In this part of the lab, you will train your own machine learning models to predict the bitterness of a beer.

Remember that the data is available from two sources:

- on [Kaggle](https://www.kaggle.com/competitions/beer2024/data) (You will need to be signed in and to have joined the Kaggle competition to view this link.)
- on [Github](https://github.com/dlsun/pods/tree/master/data/beer) (https://dlsun.github.io/pods/data/beer/beer_train.csv and https://dlsun.github.io/pods/data/beer/beer_test.csv)

A description of the variables is available [on Kaggle](https://www.kaggle.com/competitions/beer2024/data).

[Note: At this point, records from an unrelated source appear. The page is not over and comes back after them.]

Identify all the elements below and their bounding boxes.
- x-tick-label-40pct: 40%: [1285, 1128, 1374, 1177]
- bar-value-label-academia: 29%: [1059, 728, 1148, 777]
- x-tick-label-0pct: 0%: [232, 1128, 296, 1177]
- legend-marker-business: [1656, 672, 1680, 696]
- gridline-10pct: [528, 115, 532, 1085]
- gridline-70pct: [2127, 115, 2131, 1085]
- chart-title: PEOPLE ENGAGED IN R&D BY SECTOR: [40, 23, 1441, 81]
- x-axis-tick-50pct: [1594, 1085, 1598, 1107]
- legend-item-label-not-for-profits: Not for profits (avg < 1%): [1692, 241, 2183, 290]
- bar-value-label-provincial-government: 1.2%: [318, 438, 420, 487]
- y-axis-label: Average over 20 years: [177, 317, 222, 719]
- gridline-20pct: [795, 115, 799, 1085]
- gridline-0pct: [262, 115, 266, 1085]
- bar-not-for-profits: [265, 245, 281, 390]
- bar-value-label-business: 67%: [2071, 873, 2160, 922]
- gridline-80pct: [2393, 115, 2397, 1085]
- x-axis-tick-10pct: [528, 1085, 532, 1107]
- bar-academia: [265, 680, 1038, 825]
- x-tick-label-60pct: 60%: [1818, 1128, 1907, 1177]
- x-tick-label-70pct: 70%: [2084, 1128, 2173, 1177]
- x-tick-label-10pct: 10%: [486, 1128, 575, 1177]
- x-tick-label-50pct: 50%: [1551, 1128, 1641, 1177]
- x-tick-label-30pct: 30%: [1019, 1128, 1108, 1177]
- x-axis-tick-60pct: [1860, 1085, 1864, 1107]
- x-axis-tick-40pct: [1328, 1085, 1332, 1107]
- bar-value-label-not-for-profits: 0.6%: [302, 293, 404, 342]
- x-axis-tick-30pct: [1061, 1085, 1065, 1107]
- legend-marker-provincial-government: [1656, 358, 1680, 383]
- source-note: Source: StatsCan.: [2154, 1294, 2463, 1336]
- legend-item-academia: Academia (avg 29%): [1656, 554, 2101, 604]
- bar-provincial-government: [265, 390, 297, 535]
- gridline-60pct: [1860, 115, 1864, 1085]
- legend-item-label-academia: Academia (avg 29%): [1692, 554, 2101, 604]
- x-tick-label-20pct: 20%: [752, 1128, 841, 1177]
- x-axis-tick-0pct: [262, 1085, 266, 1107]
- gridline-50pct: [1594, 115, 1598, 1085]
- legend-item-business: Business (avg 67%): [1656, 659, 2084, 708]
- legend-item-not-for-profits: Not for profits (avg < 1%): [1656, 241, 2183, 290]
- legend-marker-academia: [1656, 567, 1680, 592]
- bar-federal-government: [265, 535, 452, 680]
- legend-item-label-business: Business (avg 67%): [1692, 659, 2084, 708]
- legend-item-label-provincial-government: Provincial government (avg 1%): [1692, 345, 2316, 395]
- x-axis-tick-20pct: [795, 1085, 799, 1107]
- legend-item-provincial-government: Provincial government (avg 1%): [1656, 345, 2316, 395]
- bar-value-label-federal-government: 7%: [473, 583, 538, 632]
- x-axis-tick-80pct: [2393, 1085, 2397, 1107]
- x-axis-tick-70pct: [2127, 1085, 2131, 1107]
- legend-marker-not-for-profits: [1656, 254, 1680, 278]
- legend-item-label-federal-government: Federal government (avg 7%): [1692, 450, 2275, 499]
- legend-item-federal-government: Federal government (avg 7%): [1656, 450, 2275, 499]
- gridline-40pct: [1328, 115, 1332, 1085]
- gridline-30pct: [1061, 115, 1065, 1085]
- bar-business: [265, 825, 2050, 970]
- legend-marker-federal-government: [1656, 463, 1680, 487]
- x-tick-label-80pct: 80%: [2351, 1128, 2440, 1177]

You will submit the models that you develop in this lab to a Kaggle competition. [Use this link to join the Kaggle competition](https://www.kaggle.com/t/fc19bcab992642cb882edc7bdfbba3eb).





In [None]:
import pandas as pd
import numpy as np
import matplotlib.pyplot as plt
from sklearn.pipeline import make_pipeline
from sklearn.compose import make_column_transformer
from sklearn.preprocessing import StandardScaler, OneHotEncoder, MinMaxScaler, MaxAbsScaler, Normalizer
from sklearn.neighbors import KNeighborsRegressor, KNeighborsClassifier
from sklearn.linear_model import LinearRegression, Ridge, Lars, ElasticNet, Lasso
from sklearn.feature_extraction.text import TfidfVectorizer, CountVectorizer
from sklearn.metrics import mean_squared_error
from sklearn.model_selection import cross_val_score, GridSearchCV
from sklearn.svm import LinearSVR
from sklearn.ensemble import GradientBoostingRegressor, BaggingRegressor
from sklearn.exceptions import DataConversionWarning
from sklearn.tree import DecisionTreeRegressor
import warnings

In [None]:
train_df = pd.read_csv("https://dlsun.github.io/pods/data/beer/beer_train.csv")
train_df

Unnamed: 0,id,abv,available,description,glass,ibu,isOrganic,name,originalGravity,srm
0,0,8.2,"Available at the same time of year, every year.",A Belgian-Abbey-Style Tripel that is big in al...,,31.0,N,LoonyToonTripel,1.070,8
1,1,5.7,"Available at the same time of year, every year.",Covert Hops is a crafty ale. Its stealthy dark...,Pint,45.0,N,Covert Hops,1.056,35
2,2,5.8,"Available at the same time of year, every year.",This is a traditional German-style Marzen char...,Mug,25.0,N,Oktoberfest,1.048,10
3,3,5.5,Available year round as a staple beer.,A West Coast-Style Pale Ale balancing plenty o...,Pint,55.0,N,Pale Ale,1.044,5
4,4,4.8,Available year round as a staple beer.,This Bombshell has a tantalizing crisp and cle...,Pint,11.4,N,Head Turner Blonde Ale,1.045,3
...,...,...,...,...,...,...,...,...,...,...
5995,5995,5.5,Available year round as a staple beer.,"Taking its cues from “Three Threads”, a barten...",Pint,33.0,N,Mayflower Porter,1.040,Over 40
5996,5996,11.0,"Available at the same time of year, every year.",Our barley wine is what would be considered an...,,30.0,N,Barbieswine,1.085,20
5997,5997,5.2,Available year round as a staple beer.,Our version of a west coast pale ale pushes th...,Pint,45.0,N,Canuck Pale Ale,1.044,8
5998,5998,6.2,Limited availability.,Aquarius White IPA combines the phenolic and e...,,50.0,N,Aquarius,1.044,2


## Question 1

Fit at least **three** different machine learning models that are different from the models that you fit in Part A of this lab.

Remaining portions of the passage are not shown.